«É óbvio que o cartaz do Chega sobre Montenegro é indecoroso e insultuoso. Não tanto como anos de perseguição e ódio a quem menos se pode defender, mas inaceitável. Compreenderia, por isso, um processo crime ou cível. Tenho muitíssimas dúvidas quanto ao recurso a uma providência cautelar para retirar, em pré-campanha, um cartaz de um partido da oposição que critica o primeiro-ministro. Forma tão expedita para um precedente tão grave só poderia ser usada com uma segurança férrea, o que não é o caso. E precisava, já agora, de alguma coerência por parte do queixoso.
Não sou dos que acham que a liberdade de expressão não tem limites, mas seria extraordinário que, depois de tanta propaganda com discurso de ódio, fosse o bom nome do primeiro-ministro a abrir este precedente complicado. Felizmente, os tribunais portugueses têm sido sensíveis à jurisprudência do Tribunal Europeu dos Direitos Humanos, equilibrado na defesa da liberdade de expressão e dos direitos dos cidadãos. Espero que a tenham em conta.
Tenho curiosidade por conhecer a posição de José Pedro Aguiar-Branco sobre os limites da liberdade de expressão do Chega. Será que o que se permite a Ventura no Parlamento é proibido na rua? Seria uma visão extraordinária do debate político, de facto.
Nada tenho contra a propaganda negativa. É normal que a oposição a faça. Pode ser mau ou bom para ela, mas é expectável que o tema que levou Luís Montenegro a impor umas eleições esteja presente na propaganda dos partidos. Nada tenho contra a propaganda negativa pessoalizada, tantas vezes usada pela Iniciativa Liberal, Bloco de Esquerda e, com menor frequência, pelo PCP. E pelas JSD e JS, para pouparem os partidos de poder ao desgaste desta linguagem.

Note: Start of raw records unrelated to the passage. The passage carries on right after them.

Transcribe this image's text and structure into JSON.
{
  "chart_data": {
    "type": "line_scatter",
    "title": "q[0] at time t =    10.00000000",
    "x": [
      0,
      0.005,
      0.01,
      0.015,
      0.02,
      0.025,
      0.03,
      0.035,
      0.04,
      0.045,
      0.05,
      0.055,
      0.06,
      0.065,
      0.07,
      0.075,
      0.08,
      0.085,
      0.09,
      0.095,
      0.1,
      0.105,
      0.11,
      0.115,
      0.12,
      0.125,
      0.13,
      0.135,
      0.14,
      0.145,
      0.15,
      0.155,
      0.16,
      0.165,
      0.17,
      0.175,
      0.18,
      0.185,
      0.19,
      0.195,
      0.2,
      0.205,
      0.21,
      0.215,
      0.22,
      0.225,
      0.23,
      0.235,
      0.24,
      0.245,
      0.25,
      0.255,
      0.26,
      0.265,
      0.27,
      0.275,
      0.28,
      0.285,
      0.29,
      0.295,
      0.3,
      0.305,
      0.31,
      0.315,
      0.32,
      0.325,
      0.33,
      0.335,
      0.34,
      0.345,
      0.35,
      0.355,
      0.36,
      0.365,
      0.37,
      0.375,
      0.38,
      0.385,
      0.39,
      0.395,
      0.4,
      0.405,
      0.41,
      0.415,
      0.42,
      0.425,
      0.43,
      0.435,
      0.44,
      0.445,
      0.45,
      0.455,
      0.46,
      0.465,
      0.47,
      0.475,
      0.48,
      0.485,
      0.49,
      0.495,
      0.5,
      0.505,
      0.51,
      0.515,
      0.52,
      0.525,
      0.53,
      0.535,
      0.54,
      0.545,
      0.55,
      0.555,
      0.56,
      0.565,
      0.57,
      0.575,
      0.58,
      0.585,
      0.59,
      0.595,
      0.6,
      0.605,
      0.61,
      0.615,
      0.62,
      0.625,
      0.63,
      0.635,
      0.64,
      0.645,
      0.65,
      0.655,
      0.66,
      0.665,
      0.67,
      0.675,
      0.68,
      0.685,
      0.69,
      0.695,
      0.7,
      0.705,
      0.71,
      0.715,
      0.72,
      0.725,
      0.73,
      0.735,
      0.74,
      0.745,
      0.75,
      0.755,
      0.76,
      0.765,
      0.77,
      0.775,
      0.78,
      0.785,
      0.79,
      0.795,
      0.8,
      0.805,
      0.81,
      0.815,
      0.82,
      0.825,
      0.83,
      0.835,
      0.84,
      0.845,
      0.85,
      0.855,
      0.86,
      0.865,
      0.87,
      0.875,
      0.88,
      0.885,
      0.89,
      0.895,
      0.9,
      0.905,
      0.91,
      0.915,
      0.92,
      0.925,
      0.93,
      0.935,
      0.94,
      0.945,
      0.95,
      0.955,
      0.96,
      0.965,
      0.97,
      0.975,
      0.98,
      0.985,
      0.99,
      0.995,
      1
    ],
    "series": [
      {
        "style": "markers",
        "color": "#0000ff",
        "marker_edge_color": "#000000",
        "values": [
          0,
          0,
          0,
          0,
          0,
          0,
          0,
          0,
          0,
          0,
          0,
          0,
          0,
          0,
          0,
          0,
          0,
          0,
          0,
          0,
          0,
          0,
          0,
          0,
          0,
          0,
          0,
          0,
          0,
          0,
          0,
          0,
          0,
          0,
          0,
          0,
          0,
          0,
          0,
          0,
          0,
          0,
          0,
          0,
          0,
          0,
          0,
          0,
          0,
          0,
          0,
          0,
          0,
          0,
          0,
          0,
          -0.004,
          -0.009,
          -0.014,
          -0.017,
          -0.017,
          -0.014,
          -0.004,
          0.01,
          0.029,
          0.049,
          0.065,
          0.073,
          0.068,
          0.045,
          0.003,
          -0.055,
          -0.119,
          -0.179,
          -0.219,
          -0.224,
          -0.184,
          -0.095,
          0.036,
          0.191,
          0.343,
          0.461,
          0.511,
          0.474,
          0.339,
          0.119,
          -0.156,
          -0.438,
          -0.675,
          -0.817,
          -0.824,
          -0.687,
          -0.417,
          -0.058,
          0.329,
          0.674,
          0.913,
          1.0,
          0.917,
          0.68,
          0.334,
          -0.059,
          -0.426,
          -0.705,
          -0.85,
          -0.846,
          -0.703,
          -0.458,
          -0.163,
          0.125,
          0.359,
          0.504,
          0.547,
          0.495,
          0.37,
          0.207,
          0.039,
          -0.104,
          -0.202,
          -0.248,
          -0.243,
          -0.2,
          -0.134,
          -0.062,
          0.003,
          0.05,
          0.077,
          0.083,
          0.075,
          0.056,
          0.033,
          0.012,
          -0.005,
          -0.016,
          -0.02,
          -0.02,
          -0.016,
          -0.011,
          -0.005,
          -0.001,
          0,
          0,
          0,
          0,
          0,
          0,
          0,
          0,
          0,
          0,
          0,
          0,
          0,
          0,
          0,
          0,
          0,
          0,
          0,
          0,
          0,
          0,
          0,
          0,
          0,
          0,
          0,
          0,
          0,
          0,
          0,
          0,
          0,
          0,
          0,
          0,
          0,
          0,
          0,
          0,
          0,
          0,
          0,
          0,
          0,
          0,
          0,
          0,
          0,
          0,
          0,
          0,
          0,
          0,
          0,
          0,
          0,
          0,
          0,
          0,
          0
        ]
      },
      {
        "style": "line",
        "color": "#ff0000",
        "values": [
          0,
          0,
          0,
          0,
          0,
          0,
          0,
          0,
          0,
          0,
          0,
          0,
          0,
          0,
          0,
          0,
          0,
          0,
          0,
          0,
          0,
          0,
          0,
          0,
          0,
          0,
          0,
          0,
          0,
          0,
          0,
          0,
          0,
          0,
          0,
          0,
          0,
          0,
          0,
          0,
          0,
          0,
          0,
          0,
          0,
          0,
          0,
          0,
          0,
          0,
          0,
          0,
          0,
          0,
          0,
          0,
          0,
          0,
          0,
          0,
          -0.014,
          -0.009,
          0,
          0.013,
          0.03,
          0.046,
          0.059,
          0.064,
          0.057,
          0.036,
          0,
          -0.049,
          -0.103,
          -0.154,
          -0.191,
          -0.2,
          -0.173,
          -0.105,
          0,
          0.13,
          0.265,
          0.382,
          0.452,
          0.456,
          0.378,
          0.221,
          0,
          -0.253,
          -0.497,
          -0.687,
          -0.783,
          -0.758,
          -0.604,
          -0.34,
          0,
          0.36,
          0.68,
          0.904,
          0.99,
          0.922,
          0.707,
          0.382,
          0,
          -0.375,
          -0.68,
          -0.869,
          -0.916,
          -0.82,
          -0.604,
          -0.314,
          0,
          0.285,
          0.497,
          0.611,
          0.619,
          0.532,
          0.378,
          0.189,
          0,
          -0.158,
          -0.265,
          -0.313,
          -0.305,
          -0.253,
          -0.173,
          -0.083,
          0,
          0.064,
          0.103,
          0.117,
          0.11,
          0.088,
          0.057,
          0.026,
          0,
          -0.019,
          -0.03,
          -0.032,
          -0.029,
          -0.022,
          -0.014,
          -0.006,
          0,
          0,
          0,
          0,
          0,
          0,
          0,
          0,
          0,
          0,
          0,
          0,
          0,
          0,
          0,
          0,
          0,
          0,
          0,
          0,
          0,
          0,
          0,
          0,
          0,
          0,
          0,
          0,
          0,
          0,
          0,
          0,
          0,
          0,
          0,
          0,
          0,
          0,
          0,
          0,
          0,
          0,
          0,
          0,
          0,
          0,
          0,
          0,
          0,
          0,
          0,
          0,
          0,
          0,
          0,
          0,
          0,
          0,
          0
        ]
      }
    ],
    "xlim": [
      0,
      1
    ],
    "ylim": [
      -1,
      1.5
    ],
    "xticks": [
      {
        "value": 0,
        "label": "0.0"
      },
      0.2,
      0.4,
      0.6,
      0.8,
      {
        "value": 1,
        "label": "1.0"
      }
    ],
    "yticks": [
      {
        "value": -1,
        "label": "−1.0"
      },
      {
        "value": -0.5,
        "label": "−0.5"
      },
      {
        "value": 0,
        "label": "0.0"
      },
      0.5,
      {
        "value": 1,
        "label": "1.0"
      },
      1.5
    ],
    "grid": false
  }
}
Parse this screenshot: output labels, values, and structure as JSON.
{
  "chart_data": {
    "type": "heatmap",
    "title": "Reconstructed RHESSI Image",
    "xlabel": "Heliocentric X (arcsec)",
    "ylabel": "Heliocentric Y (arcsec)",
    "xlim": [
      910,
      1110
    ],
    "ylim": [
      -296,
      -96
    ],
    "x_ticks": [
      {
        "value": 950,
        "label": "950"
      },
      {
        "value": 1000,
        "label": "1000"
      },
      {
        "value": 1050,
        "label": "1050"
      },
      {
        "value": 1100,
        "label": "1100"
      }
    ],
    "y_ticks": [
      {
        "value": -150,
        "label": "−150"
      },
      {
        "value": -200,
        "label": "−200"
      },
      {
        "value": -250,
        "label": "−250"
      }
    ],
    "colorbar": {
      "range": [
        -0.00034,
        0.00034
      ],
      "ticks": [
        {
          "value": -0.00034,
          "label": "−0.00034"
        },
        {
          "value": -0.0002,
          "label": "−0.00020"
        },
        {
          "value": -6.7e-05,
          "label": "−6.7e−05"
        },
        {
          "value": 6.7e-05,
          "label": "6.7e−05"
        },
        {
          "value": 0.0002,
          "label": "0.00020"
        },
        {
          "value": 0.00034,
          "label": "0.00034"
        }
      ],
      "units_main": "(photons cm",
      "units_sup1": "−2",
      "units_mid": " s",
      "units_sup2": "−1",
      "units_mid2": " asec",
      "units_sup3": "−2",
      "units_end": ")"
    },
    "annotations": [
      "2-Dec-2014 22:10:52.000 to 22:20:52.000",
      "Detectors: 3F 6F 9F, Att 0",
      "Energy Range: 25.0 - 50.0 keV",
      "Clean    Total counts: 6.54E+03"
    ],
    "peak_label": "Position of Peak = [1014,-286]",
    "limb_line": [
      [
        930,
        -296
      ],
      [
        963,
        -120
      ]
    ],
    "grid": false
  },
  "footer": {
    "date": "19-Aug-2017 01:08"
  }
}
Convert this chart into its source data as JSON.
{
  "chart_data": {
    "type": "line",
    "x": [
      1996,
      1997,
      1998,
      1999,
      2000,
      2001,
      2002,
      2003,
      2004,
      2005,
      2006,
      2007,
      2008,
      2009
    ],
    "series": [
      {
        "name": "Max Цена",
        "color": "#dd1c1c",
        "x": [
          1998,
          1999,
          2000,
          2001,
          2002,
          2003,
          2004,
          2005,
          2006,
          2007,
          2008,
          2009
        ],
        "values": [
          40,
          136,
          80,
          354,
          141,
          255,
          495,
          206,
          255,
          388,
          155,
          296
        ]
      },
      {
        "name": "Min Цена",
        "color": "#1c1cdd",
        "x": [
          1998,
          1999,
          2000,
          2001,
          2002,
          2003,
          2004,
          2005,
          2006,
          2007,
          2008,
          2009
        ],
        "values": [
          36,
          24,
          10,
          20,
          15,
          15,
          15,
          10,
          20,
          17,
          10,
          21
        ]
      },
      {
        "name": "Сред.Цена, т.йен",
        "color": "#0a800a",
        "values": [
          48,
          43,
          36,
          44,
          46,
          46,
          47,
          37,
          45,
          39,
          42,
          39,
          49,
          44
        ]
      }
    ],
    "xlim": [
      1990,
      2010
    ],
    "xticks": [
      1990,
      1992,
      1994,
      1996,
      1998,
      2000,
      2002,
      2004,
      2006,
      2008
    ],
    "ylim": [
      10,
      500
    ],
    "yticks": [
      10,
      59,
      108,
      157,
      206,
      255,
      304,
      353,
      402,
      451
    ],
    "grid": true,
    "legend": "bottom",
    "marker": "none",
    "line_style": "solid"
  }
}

Detesto o estilo (e o conteúdo) da comunicação do Chega, mas não é novo. Suponho que ainda se lembram do “Portugal precisa de uma limpeza” com cruzes que eliminavam caras de Ricardo Salgado, José Sócrates, António Costa e Fernando Medina. O paralelo, com que o PSD sempre flirtou, não incomodou então Luís Montenegro.
O problema não pode ser, portanto, a comparação com Sócrates. Até porque, no que à justiça diz respeito, Sócrates ainda é, aos olhos estritos da lei, tão inocente como Montenegro (ou como eu). Ser arguido ou acusado não é uma pré-condenação. E o próprio Montenegro, para poder partilhar a vitória de Miguel Albuquerque na Madeira, comparou a sua situação política à de um arguido.
O problema que sobra é a acusação de corrupção. E é difícil ignorar o que Pedro Nuno Santos recordou: o cartaz que a AD mandou pôr nas ruas na última campanha, depois da demissão de António Costa por uma suposta e nunca confirmada suspeita. “Corrupção e falta de ética já não dá para continuar”, lia-se. Até a expressão final era um sinónimo de “chega”.
É verdade que, ao contrário do cartaz simultâneo do Chega, o da AD não tinha a cara de António Costa no seu. Mas, se nos queremos prender ao formalismo, o atual cartaz do Chega também fala dos últimos 50 anos, indo para lá daquelas figuras. O objetivo e o significado do cartaz da AD eram precisamente os mesmos: o PS é corrupto e não tem ética. Num e noutro caso, joga-se com a ideia de corrupção moral para insinuar mais do que isso. Não é difícil adivinhar o que diria hoje Montenegro se o PS fizesse um cartaz a falar de corrupção, como a AD fez há um ano. Que usava a linguagem do Chega.
O PSD está a reescrever a sua própria história recente ao tentar interditar mensagens mais agressivas sobre este caso. Foi o próprio Luís Montenegro que, no rescaldo da demissão de Costa, acusou o PS de ceder “a esquemas de compadrio político”. Montenegro sempre centrou a sua oposição em casos e questões éticas.
Compreendo a indignação de Luís Montenegro. Mas nem bate certo com a doutrina do PSD e de Aguiar-Branco, quando eram outros os alvos do Chega, nem com o comportamento da AD na última campanha, depois da demissão de Costa.»